La partecipazione dello staff del segretariato dell’ITPGRFA ha consentito di avere un quadro aggiornato dei negoziati in vista della prossima riunione dell’OG nel 2025 e dei progetti in corso promossi attraverso il Benefit Sharing Fund del Trattato. Alla tre giorni hanno partecipato 80 persone, con un profilo molto ampio – agricoltori, ricercatori, tecnici, funzionari dei ministeri, responsabili di progetti arricchendo i lavori con punti di vista molto diversi tra di loro e, alcune volte, anche opposti. Per facilitare il dialogo e confrontarsi su problematiche concrete, nel secondo giorno, i partecipanti sono stati divisi in gruppi,
portando la discussione su 5 passaggi essenziali del funzionamento dei sistemi sementieri: accesso alle sementi, miglioramento e ricerca, registrazione delle varietà, certificazione delle sementi e produzione sementiera.
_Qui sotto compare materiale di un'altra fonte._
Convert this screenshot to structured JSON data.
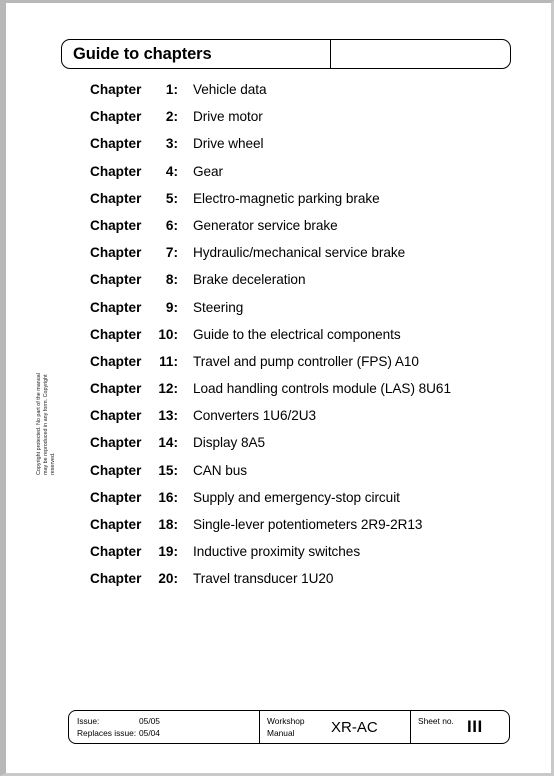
{
  "header": {
    "title": "Guide to chapters",
    "field_value": ""
  },
  "chapters": {
    "label": "Chapter",
    "items": [
      {
        "number": "1:",
        "title": "Vehicle data"
      },
      {
        "number": "2:",
        "title": "Drive motor"
      },
      {
        "number": "3:",
        "title": "Drive wheel"
      },
      {
        "number": "4:",
        "title": "Gear"
      },
      {
        "number": "5:",
        "title": "Electro-magnetic parking brake"
      },
      {
        "number": "6:",
        "title": "Generator service brake"
      },
      {
        "number": "7:",
        "title": "Hydraulic/mechanical service brake"
      },
      {
        "number": "8:",
        "title": "Brake deceleration"
      },
      {
        "number": "9:",
        "title": "Steering"
      },
      {
        "number": "10:",
        "title": "Guide to the electrical components"
      },
      {
        "number": "11:",
        "title": "Travel and pump controller (FPS) A10"
      },
      {
        "number": "12:",
        "title": "Load handling controls module (LAS) 8U61"
      },
      {
        "number": "13:",
        "title": "Converters 1U6/2U3"
      },
      {
        "number": "14:",
        "title": "Display 8A5"
      },
      {
        "number": "15:",
        "title": "CAN bus"
      },
      {
        "number": "16:",
        "title": "Supply and emergency-stop circuit"
      },
      {
        "number": "18:",
        "title": "Single-lever potentiometers 2R9-2R13"
      },
      {
        "number": "19:",
        "title": "Inductive proximity switches"
      },
      {
        "number": "20:",
        "title": "Travel transducer 1U20"
      }
    ]
  },
  "copyright": {
    "line1": "Copyright protected. No part of the manual",
    "line2": "may be reproduced in any form. Copyright",
    "line3": "reserved."
  },
  "footer": {
    "issue_label": "Issue:",
    "issue_value": "05/05",
    "replaces_label": "Replaces issue:",
    "replaces_value": "05/04",
    "manual_line1": "Workshop",
    "manual_line2": "Manual",
    "model": "XR-AC",
    "sheet_label": "Sheet no.",
    "sheet_value": "III"
  }
}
Con la metodologia
del world-cafè i partecipanti hanno seguito tutti i cinque gruppi, entrando nel vivo delle difficoltà e delle possibili soluzioni.
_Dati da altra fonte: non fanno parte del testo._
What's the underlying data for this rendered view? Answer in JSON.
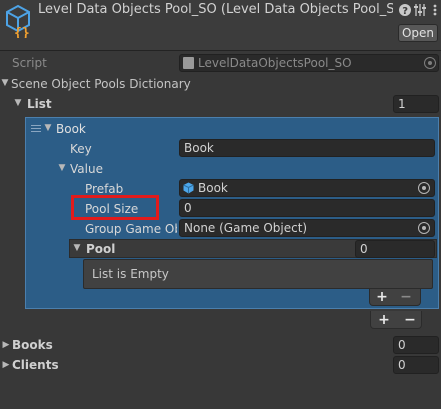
{
  "header": {
    "title": "Level Data Objects Pool_SO (Level Data Objects Pool_SO",
    "icons": [
      "help-icon",
      "settings-sliders-icon",
      "more-options-icon"
    ],
    "open_label": "Open"
  },
  "script_row": {
    "label": "Script",
    "value": "LevelDataObjectsPool_SO"
  },
  "dictionary": {
    "label": "Scene Object Pools Dictionary",
    "list": {
      "label": "List",
      "size": "1",
      "element": {
        "label": "Book",
        "key_label": "Key",
        "key_value": "Book",
        "value_label": "Value",
        "prefab_label": "Prefab",
        "prefab_value": "Book",
        "pool_size_label": "Pool Size",
        "pool_size_value": "0",
        "group_label": "Group Game Obj",
        "group_value": "None (Game Object)",
        "pool_label": "Pool",
        "pool_size": "0",
        "pool_empty": "List is Empty"
      }
    }
  },
  "buttons": {
    "add": "+",
    "remove": "−"
  },
  "books": {
    "label": "Books",
    "value": "0"
  },
  "clients": {
    "label": "Clients",
    "value": "0"
  },
  "colors": {
    "selected": "#2c5d87",
    "highlight": "#e21b1b",
    "background": "#383838"
  }
}
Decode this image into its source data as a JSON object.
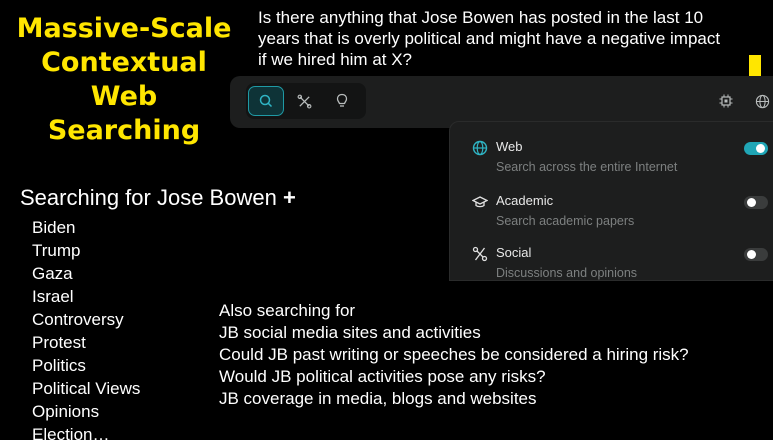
{
  "title": "Massive-Scale Contextual Web Searching",
  "query": "Is there anything that Jose Bowen has posted in the last 10 years that is overly political and might have a negative impact if we hired him at  X?",
  "search_bar": {
    "modes": [
      "search-icon",
      "focus-icon",
      "lightbulb-icon"
    ],
    "right_icons": [
      "chip-icon",
      "globe-icon"
    ]
  },
  "sources": [
    {
      "icon": "globe-icon",
      "name": "Web",
      "desc": "Search across the entire Internet",
      "enabled": true
    },
    {
      "icon": "graduation-cap-icon",
      "name": "Academic",
      "desc": "Search academic papers",
      "enabled": false
    },
    {
      "icon": "social-icon",
      "name": "Social",
      "desc": "Discussions and opinions",
      "enabled": false
    }
  ],
  "colors": {
    "title": "#ffe600",
    "accent": "#20a6b6",
    "arrow": "#ffe600"
  },
  "heading": {
    "text": "Searching for Jose Bowen ",
    "plus": "+"
  },
  "terms": [
    "Biden",
    "Trump",
    "Gaza",
    "Israel",
    "Controversy",
    "Protest",
    "Politics",
    "Political Views",
    "Opinions",
    "Election…"
  ],
  "also": {
    "label": "Also searching for",
    "items": [
      "JB social media sites and activities",
      "Could JB past writing or speeches be considered a hiring risk?",
      "Would JB political activities pose any risks?",
      "JB coverage in media, blogs and websites"
    ]
  }
}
Ecco alcuni dei temi che sono emersi:
• Importanza delle Case delle sementi e necessità di integrarle con le banche del germoplasma nazionali;
• Necessità di sostenere la ricerca pubblica per favorire i processi di miglioramento genetico partecipativo;
• Come passare dalle registrazione varietale a processi più semplici sul modello della notifica del Materiale Eterogeneo Biologico in Europa;
• Come mantenere la qualità delle sementi attraverso processi decentralizzati di controllo basati sulla certificazione
partecipata;
• Come sviluppare delle etichette specifiche per queste sementi;
• Come evitare i fenomeni di biopirateria.
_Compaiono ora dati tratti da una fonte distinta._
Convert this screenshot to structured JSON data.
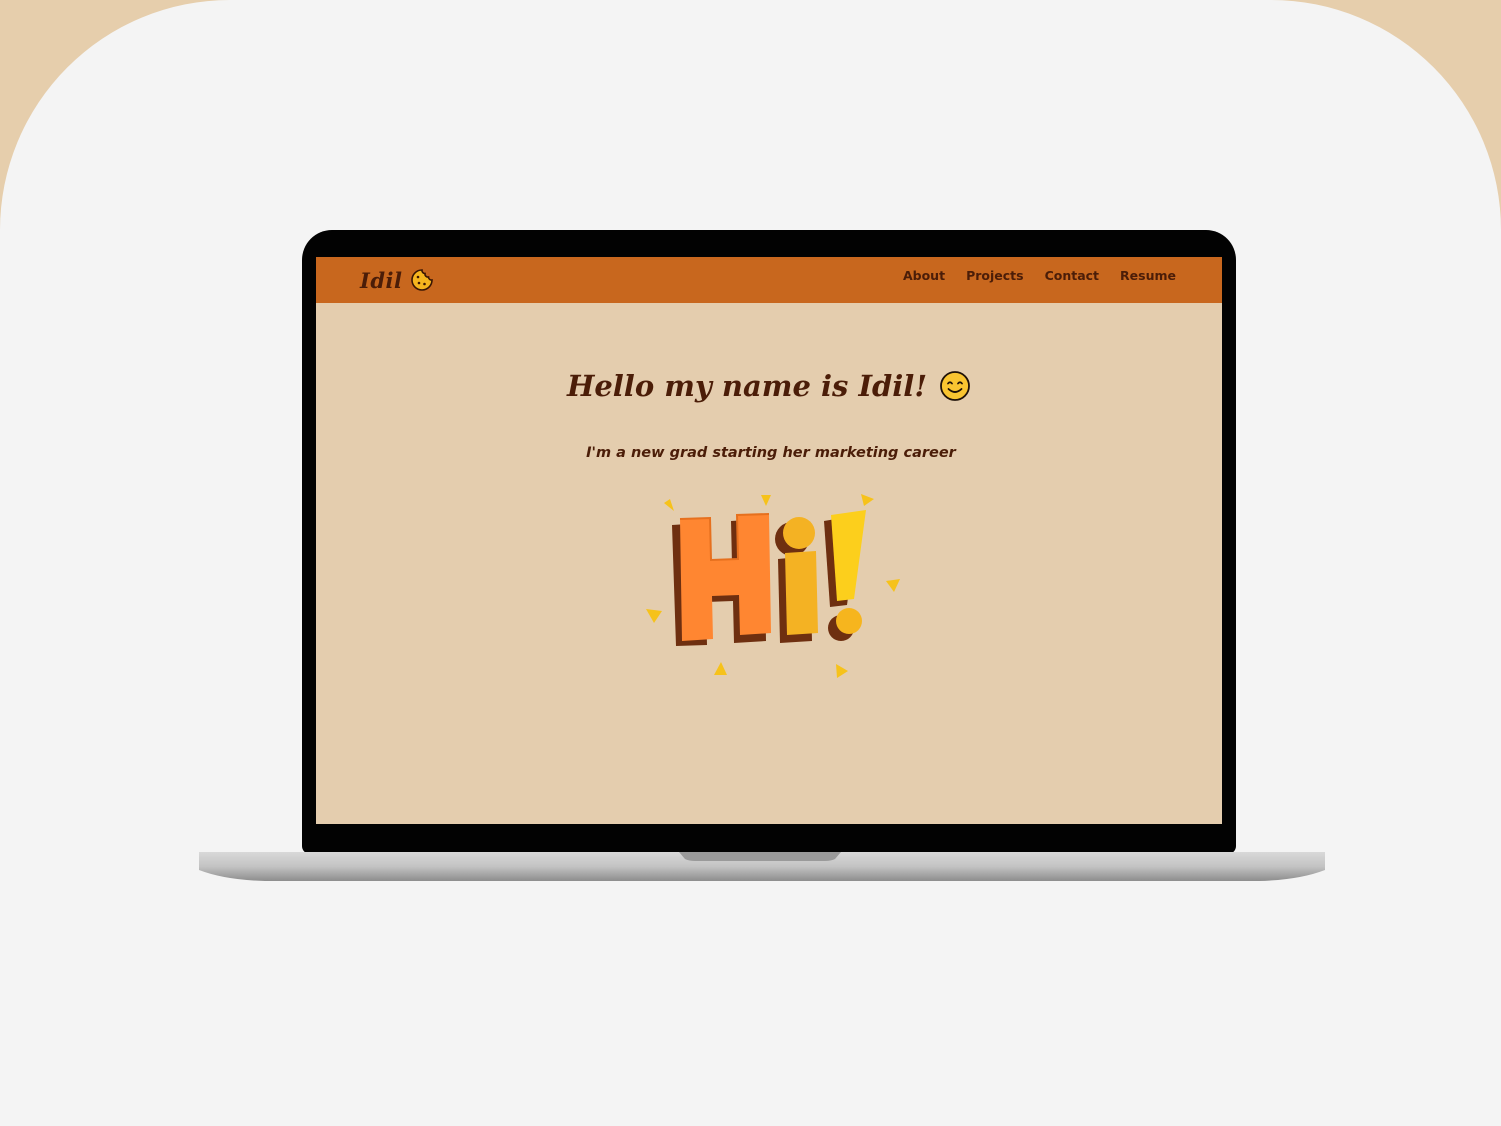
{
  "brand": {
    "name": "Idil",
    "logo_icon": "cookie-icon"
  },
  "nav": {
    "items": [
      {
        "label": "About"
      },
      {
        "label": "Projects"
      },
      {
        "label": "Contact"
      },
      {
        "label": "Resume"
      }
    ]
  },
  "hero": {
    "title": "Hello my name is Idil!",
    "title_emoji_icon": "smiling-face-icon",
    "subtitle": "I'm a new grad starting her marketing career",
    "illustration": {
      "name": "hi-illustration",
      "text": "Hi!"
    }
  },
  "colors": {
    "navbar": "#c8671e",
    "screen_background": "#e4cdae",
    "text_brown": "#4b1d08",
    "accent_orange": "#ff8631",
    "accent_yellow": "#f4b223",
    "accent_gold": "#fccf1c",
    "outer_background": "#e6ceac",
    "card_background": "#f4f4f4"
  }
}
Questi elementi sono stati portati alla riunione dell’Unione Africana a Nairobi (vedi box), dove alcuni dei partecipanti erano stati invitati. Uno dei risultati più interessanti del workshop, e non scontato all’inizio, è stata la voglia dei partecipanti a continuare questo scambio di esperienze e conoscenze, andando a costituire una Comunità di Pratiche che interagirà in
futuro al di là dei progetti in cui i singoli attori sono coinvolti. Nel concreto questa comunità sta lavorando a elaborare un information document per la prossima riunione dell’OG, per presentare i gli elementi critici e le esperienze positive rispetto
allo sviluppo di sistemi sementieri diversificati. Infatti, la sfida del futuro, emersa chiaramente durante la tre giorni, sarà quella di immaginare e costruire sistemi legali basati non solo su varietà distinte, uniformi e stabili all’interno dei cosiddetti sistemi sementieri formali, ma in grado di accogliere la diversità varietale attraverso il riconoscimento dei sistemi sementieri informali.

Unione Africana e Farmer Managed Seed Systems
L’Unione Africana vuole costruire un quadro politico per fornire una guida strutturata a governi, stakeholder e organizzazioni per riconoscere e rafforzare i sistemi sementieri gestiti dagli agricoltori (Farmer Managed Seed Systems, FMSS) e integrarli in politiche agricole più ampie.
Questi sistemi sono fondamentali per sostenere la biodiversità agricola dell’Africa, migliorare la sicurezza alimentare, i mezzi di sussistenza e rafforzare la resilienza dei piccoli agricoltori ai cambiamenti climatici. I FMSS si riferiscono a sistemi basati sulle comunità, attraverso i quali gli agricoltori selezionano, conservano, producono, scambiano e commerciano le sementi, basandosi prevalentemente su varietà tradizionali, sulle conoscenze indigene, su pratiche e regole sviluppate in base alle loro abitudini, adattandosi all’ambiente in continuo mutamento. Nonostante il loro contributo, i FMSS sono ancora poco riconosciuti e non sufficientemente supportati dalle politiche nazionali, che tendono a favorire i sistemi sementieri commerciali. Dal 9 al 13 dicembre 2024 a Nairobi, in Kenya, si è tenuto il workshop per discutere la strategia e il piano di azione 2026-2035 per promuovere i FMSS, in concomitanza con la quinta riunione del gruppo direttivo della piattaforma di partenariato africano per le sementi e le biotecnologie.